Some of the posts which have been the most popular on Mamamia this year have been stories of heartbreak, despair and a tiny inkling of hope. This is one of them.
Gemma works for a volunteer organisation of professional photographers from all over Australia called Heartfelt, who give the gift of photographic memories to families that have experienced stillbirths, premature and ill infants and children in the Neonatal Intensive Care Units of their local hospitals, as well as children with serious and terminal illnesses.
This is her story.
Number 11: “I photograph the babies who didn’t make it.” By GEMMA-ROSE TURNBULL
I think it was the hair that got me. Days later it is still the hair that I’m thinking about. Little waves of it, slicked to her scalp by the way she had entered the world. Dried and curly with the remnants of birth. And her tiny lips, puckered ready for kissing. But this babe hadn’t entered peacefully, and the way her head lay, her tiny feet, her hands and her chest pinpricked with the texture of the towel that covered her, was testament to the lack of breath in her lungs.
Her mouth, that sweet kissable mouth, was dark and seemed to frown somehow. It was like she was sad she knew she’d almost made it from that deep dark place in her Mums belly to that safe milky spot on her chest. Still she lay there, a lovely chubby girl, and I took what I could of her for a memento. I took her face, her hands crossed over her little heart, her feet, everything I could get into my camera for safe keeping, and then I walked out into the relentless summer sunshine, to a world that moved on, paying no heed to the loss of her small breaths, and a parking ticket.
It was then, photographing the second dead child in less than an hour, that the midwife had turned to me and said “This part is the hardest part.

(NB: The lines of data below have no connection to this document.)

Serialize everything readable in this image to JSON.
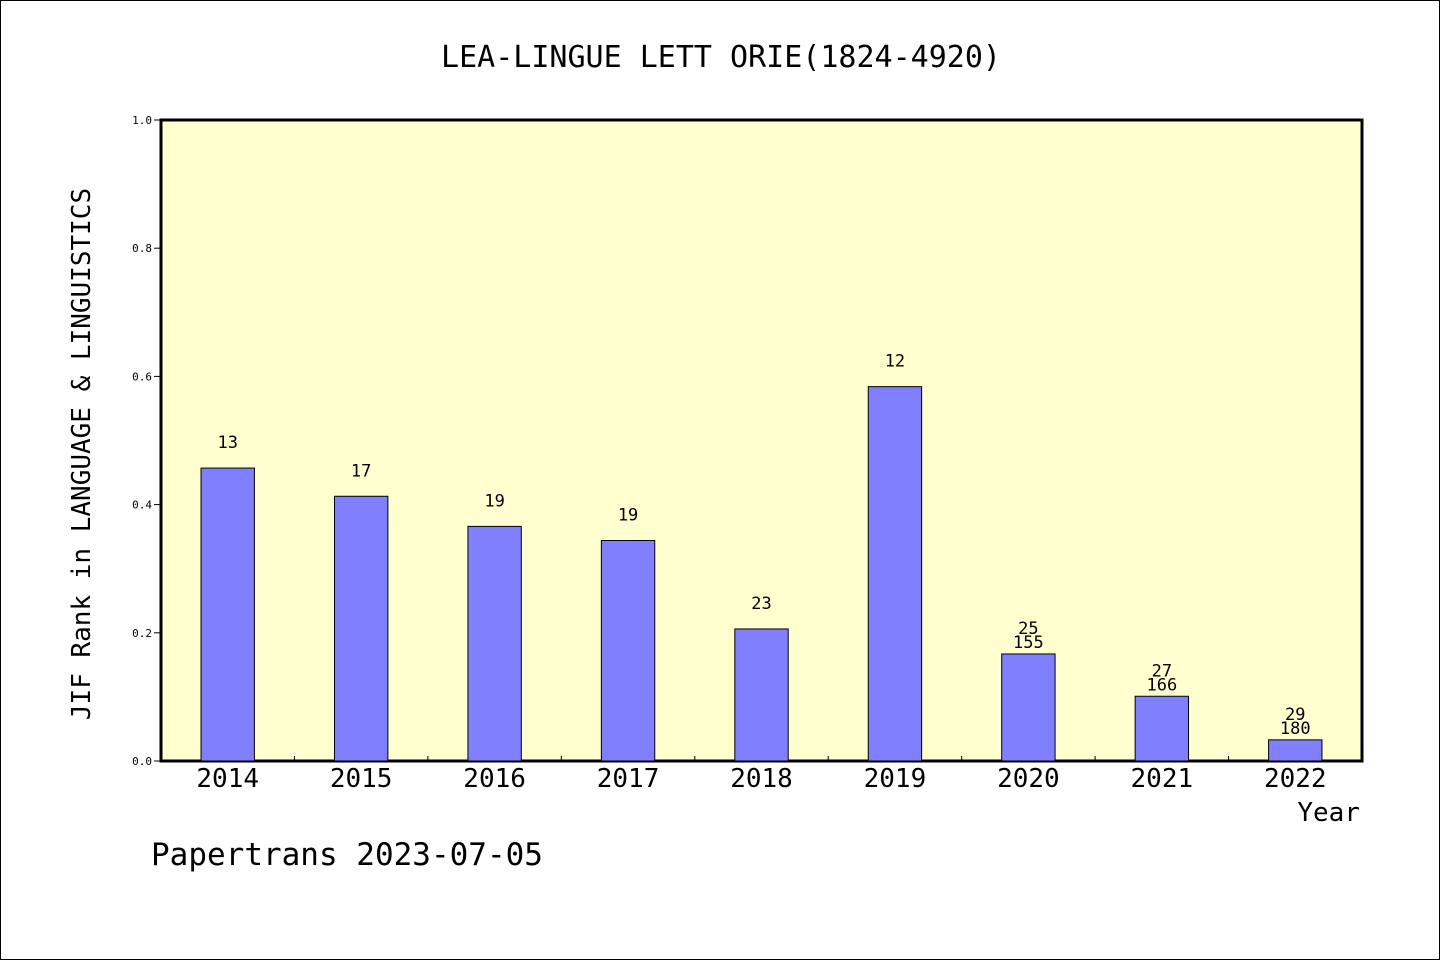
{
  "colors": {
    "plot_background": "#ffffd0",
    "bar_fill": "#8080ff",
    "bar_stroke": "#000000"
  },
  "watermark": "Papertrans 2023-07-05",
  "chart_data": {
    "type": "bar",
    "title": "LEA-LINGUE LETT ORIE(1824-4920)",
    "xlabel": "Year",
    "ylabel": "JIF Rank in LANGUAGE & LINGUISTICS",
    "categories": [
      "2014",
      "2015",
      "2016",
      "2017",
      "2018",
      "2019",
      "2020",
      "2021",
      "2022"
    ],
    "values": [
      0.457,
      0.413,
      0.366,
      0.344,
      0.206,
      0.584,
      0.167,
      0.101,
      0.033
    ],
    "rank_labels": [
      "13",
      "17",
      "19",
      "19",
      "23",
      "12",
      "25",
      "27",
      "29"
    ],
    "total_labels": [
      "",
      "",
      "",
      "",
      "",
      "",
      "155",
      "166",
      "180"
    ],
    "ylim": [
      0,
      1.0
    ],
    "yticks": [
      "0.0",
      "0.2",
      "0.4",
      "0.6",
      "0.8",
      "1.0"
    ],
    "grid": false,
    "legend": "none"
  }
}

I hate it”.
And I knew she meant what I was feeling, that those little lifeless bodies, were more than their size. So many hopes and dreams, even expectations, were tucked up into their teeny hearts, under their miniature fingernails, in the wave of those birth formed curls, that they should have been 1000 feet tall not so terribly, terribly, eternally small.
In that same breath she’d asked me why I did it? Why?
I’d gotten up that morning, to a house full of family sleeping off the excesses of Christmas, and nabbed my niece off a sister thankful for the chance of some extra sleep. I’d had too many champagnes the day before to try for my own lie in, and greedily wanted P’s nine-month-old morning smiles to myself before the family rose and started the slightly competitive game of baby pass-the-parcel (each vying to be the apple of her delightful eyes).